Muitos já cansados, sem perspectivas. Outros ainda motivados, mesmo com a baixa
remuneração.
Fomos
também surpreendidos por histórias de superação. Professores que vencem
limitações físicas para chegar até a sala de aula. Como Anézio Roque, professor
em Águia Branca. Pedagogo, com duas pós-graduações, ele recebe R$ 2.200 mesmo
após 25 anos de carreira. Deficiente físico, Anézio se apoia nas muletas e no
amor à profissão para dirigir 40 km todos os dias de um município a outro e dar
aulas.
Anézio
Roque, 60 anos
Professor
em Águia Branca
"O problema é que quando a gente pisa
na sala de aula, é difícil sair. Se fosse olhar o salário, nem ia trabalhar."
LEI
DO PISO SALARIAL
Pela
lei, nenhum professor que trabalha 25 horas semanais deveria ganhar menos do
que R$ 1.598,59 no país. Esse valor corresponde ao piso salarial - valor mínimo
pago a um profissional -, reajustado em 2019. Porém, não é isto que acontece em
quase metade dos municípios do Estado, de acordo com apuração feita pela
reportagem.
O
piso mais baixo foi encontrado em Alto Rio Novo, no Noroeste. Lá, a tabela
salarial não é reajustada desde 2012 e o salário inicial de um professor de
nível médio é de R$ 906,98, menor até mesmo que um salário mínimo (R$ 998).

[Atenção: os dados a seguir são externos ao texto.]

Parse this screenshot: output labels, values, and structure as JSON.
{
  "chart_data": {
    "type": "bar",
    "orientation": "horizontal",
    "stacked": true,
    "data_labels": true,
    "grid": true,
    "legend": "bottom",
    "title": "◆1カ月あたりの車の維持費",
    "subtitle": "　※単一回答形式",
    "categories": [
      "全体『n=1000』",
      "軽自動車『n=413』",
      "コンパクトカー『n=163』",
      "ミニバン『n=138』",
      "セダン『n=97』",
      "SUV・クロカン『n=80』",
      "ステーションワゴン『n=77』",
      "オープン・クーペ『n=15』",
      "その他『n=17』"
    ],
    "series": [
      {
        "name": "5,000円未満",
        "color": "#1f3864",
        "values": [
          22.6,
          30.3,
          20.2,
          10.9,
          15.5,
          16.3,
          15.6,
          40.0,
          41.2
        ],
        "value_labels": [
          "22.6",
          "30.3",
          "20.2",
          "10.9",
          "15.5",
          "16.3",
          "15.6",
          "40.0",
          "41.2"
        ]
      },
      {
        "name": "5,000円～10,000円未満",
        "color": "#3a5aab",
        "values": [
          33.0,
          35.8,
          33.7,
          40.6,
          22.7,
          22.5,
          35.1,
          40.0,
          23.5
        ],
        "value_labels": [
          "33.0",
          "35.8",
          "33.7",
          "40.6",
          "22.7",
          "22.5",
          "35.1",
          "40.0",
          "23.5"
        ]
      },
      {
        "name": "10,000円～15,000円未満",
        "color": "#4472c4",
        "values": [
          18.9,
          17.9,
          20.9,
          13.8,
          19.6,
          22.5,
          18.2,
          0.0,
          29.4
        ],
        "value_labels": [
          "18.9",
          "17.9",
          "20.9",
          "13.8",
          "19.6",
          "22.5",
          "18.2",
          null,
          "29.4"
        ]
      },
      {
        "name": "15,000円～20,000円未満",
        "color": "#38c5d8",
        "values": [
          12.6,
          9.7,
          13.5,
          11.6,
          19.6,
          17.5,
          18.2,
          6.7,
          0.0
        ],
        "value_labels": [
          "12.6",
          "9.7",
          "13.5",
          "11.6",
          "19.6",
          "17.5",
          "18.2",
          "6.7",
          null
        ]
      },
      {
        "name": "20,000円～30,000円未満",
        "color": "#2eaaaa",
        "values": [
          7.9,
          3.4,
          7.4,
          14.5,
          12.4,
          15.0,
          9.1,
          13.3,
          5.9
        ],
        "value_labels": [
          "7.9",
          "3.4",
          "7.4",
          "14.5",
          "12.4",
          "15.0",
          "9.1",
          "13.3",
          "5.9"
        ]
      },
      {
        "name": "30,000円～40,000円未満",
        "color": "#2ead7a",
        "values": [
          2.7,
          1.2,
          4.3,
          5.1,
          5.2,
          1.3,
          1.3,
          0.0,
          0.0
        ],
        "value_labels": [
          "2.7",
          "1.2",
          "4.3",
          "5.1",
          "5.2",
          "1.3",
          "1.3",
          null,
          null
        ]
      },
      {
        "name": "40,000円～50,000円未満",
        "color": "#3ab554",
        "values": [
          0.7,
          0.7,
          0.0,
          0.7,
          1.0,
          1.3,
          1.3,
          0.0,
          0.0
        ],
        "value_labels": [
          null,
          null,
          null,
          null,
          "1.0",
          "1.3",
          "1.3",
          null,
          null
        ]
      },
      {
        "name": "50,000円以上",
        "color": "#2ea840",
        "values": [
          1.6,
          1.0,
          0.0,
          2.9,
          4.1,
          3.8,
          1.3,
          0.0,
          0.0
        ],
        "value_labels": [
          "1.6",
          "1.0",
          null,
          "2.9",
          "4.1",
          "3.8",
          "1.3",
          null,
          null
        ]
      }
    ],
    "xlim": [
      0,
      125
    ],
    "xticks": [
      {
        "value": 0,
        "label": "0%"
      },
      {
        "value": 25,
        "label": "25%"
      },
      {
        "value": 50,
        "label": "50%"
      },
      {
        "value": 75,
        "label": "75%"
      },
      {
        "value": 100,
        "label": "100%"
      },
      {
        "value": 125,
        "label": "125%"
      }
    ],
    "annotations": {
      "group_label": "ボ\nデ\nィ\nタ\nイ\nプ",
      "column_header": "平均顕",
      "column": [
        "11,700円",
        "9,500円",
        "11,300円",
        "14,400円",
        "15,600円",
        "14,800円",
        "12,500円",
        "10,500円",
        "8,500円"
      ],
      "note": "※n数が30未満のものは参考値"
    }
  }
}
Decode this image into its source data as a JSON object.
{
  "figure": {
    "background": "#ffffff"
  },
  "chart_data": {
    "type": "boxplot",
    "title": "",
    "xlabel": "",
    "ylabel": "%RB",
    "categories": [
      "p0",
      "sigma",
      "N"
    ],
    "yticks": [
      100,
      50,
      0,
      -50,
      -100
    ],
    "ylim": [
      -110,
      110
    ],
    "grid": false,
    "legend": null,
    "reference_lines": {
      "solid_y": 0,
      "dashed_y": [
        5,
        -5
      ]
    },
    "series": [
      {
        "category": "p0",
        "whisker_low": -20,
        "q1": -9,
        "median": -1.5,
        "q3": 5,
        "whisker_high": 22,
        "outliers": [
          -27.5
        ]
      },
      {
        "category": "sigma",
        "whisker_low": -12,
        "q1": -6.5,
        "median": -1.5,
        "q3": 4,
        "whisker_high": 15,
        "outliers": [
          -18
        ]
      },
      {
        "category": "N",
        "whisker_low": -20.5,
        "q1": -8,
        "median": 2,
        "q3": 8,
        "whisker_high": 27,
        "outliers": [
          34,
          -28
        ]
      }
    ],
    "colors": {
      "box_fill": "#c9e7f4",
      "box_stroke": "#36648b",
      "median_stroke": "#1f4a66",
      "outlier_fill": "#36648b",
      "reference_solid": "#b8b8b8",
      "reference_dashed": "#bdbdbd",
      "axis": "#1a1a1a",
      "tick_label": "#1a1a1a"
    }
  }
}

Enquanto em Itapemirim, nenhum profissional do magistério ganha menos do que R$
2.360,03, maior piso da rede municipal do Estado.
Os
salários baixos e inadequados acabam empurrando os professores para jornadas
duplas de trabalho. A doutora em Educação e professora da Ufes, Cleonara
Schwartz diz que o acúmulo de cargos é recorrente na profissão, principalmente
em municípios que pagam salários muito baixos.
Cleonara
Schwartz
Doutora
em Educação
"Um grande número de professores
passa a ter jornadas extensas de trabalho para conseguir ganhar um pouco mais e
sustentar as famílias. Isso gera adoecimento da categoria, porque o professor
não consegue se dedicar ao trabalho estando cansado físico e mentalmente"
Outro
problema é a dificuldade em atrair novos profissionais, como ressalta o
mestrando em Educação Profissional pela Ufes, Gildo Antunes. “Existe hoje uma falta de interesse grande
na licenciatura por causa dos baixos salários. É difícil atrair e manter
profissionais para ganhar tão pouco", comenta.
A
desigualdade nos municípios chama a atenção do gerente de políticas
Educacionais do Todos pela Educação, Gabriel Corrêa. Para ele, é importante
entender as diferentes realidades no Estado, mas acima de tudo buscar formas de
valorizar o profissional.
Gabriel
Corrêa
Gerente
de políticas Educacionais do Todos pela Educação
"Os municípios que arrecadam menos
têm mais dificuldade financeira de pagar o piso, mas isso não pode ser
justificativa para descumprir a lei. É preciso buscar condições para que seja
pago, inclusive por meio de apoio do Fundeb, do governo federal"
O
QUE DIZEM AS PREFEITURAS
A
Gazeta procurou todos os 35 municípios com pisos abaixo do que é determinado
por lei. Apenas 14 deles responderam à reportagem. Jaguaré disse que o valor do
Fundeb não é suficiente para custear todas as demandas da Educação e que por
isso não consegue adequar o piso. Água Doce do Norte informou que desde que se
adequou a lei de um terço do tempo do professor para planejamento, não consegue
mais cumprir o piso. Fundão afirmou que em junho reajustou em 4,17% o salário
dos professores. Em Presidente Kennedy, corre um processo para reajustar o piso
ainda este ano.
Já
Iconha alegou que o município não possui professores de nível médio, único que
está inferior de acordo com a lei. Irupi garantiu que tem se reunido com o
sindicato dos professores para adequar o piso. Santa Leopoldina disse que com a
baixa arrecadação, não tem sido possível adequar ao valor do piso nacional. Já
a secretaria de Educação de Ecoporanga disse apenas que não estava autorizada a
repassar as informações solicitadas.
João
Neiva afirmou que desde 2017 vem realizando pagamento de dívidas e que, por
isso, não consegue adequar o piso. Nova Venécia disse que possui apenas um
professor de nível médio e que este tem piso de R$ 1.710,98. Já Ponto Belo
respondeu que não possui professores de nível médio atuando no município. Por
fim, a Prefeitura de Mantenópolis informou que a receita da cidade é baixa e,
por causa da Lei de Responsabilidade Fiscal, o município não consegue atualizar
o piso. Os outros municípios não responderam mesmo após vários contatos.